Numerical integration – Loss of orthogonal polynomial precision using orthogonalize

context

To understand the growth of the structure in the universe,
I'm interested in characterizing the curvature of random fields like this:

Enter the image description here

For this purpose I start with a PDF of the eigenvalues ​​of the second derivative of the field (a measure of the local curvature). For a Gaussian random field this PDF reads

Pdf1 = 2 Sqrt[2/[Pi]](x1-x2) Exp[1/2 (-x1 (3 x1-x2)-x2 (3 x2-x1))]

and looks like this:

rg = {{x1, -Infinity, Infinity}, {x2, -Infinity, x1}};
contour plot[Pdf1, Sequence @@ rgn // Evaluate,  ImageSize -> Small]

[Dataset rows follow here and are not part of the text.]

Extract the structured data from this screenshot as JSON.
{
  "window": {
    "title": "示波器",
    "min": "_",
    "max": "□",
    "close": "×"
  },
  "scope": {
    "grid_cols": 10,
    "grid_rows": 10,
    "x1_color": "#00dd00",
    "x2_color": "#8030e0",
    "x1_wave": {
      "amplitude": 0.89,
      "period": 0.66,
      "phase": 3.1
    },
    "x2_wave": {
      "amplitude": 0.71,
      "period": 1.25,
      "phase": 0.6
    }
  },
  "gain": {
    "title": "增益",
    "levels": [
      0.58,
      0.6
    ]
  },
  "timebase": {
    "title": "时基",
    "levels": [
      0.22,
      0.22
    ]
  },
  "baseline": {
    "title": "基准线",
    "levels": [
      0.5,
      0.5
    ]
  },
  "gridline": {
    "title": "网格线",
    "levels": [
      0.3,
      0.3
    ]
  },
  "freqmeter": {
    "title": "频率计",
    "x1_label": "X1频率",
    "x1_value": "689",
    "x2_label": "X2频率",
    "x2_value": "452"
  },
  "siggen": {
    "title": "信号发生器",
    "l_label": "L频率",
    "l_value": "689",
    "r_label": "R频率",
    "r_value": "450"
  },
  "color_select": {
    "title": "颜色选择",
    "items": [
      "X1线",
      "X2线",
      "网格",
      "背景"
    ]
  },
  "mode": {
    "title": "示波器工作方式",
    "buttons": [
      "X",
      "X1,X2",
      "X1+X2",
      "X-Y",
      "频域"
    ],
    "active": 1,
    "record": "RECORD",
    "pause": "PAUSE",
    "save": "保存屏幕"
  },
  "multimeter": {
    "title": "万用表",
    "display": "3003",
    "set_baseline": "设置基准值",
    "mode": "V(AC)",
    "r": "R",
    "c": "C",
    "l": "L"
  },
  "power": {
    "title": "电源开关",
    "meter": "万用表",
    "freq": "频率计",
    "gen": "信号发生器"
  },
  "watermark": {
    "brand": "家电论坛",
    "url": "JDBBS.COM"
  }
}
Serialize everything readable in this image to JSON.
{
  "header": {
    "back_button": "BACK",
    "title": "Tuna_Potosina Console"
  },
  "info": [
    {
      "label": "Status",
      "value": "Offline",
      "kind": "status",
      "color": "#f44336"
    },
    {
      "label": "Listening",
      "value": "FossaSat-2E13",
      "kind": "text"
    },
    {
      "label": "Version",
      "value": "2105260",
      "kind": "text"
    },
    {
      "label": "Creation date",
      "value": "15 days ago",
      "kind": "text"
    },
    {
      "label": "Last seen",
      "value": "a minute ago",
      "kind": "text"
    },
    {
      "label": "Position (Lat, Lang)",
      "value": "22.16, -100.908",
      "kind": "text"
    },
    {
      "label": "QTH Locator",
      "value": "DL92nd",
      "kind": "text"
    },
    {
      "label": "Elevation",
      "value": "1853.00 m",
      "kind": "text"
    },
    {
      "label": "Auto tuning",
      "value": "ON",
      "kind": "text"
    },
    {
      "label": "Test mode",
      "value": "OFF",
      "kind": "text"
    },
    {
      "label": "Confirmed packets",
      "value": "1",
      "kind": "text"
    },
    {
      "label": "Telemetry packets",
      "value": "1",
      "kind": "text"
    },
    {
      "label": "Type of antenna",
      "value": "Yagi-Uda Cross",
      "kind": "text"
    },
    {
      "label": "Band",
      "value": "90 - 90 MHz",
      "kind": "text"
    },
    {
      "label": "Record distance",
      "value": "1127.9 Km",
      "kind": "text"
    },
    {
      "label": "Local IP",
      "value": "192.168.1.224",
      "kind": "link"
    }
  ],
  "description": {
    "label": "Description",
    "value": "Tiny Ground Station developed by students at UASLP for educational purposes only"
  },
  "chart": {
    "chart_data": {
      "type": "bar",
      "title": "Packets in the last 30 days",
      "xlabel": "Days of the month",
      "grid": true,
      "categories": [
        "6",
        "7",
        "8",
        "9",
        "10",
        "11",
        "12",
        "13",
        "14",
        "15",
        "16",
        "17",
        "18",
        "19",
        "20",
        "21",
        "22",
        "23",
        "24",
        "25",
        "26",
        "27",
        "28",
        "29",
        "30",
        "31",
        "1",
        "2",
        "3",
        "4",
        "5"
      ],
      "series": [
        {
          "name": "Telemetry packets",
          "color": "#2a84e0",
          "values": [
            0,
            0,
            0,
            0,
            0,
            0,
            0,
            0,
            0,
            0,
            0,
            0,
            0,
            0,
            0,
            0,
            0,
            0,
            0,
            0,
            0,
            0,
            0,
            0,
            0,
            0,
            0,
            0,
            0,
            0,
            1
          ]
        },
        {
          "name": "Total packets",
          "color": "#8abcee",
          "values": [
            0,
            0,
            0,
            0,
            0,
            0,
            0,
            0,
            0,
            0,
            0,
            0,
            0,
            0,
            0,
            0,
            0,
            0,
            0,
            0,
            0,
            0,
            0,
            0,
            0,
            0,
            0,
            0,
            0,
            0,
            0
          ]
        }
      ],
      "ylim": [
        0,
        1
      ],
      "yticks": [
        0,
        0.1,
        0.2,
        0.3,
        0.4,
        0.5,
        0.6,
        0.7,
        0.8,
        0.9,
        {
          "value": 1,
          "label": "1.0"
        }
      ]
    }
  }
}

Enter the image description here

However, if the field does not become Gaussian (as above), the PDF file can be very different:

Enter the image description here

My purpose is to use orthogonal polynomials to represent this non-Gaussian PDF file.

attempt

I have defined a scalar product

clear[int]; int[a_, b_] : =
Integrate[ a b  Pdf1, Sequence @@ rg // Evaluate]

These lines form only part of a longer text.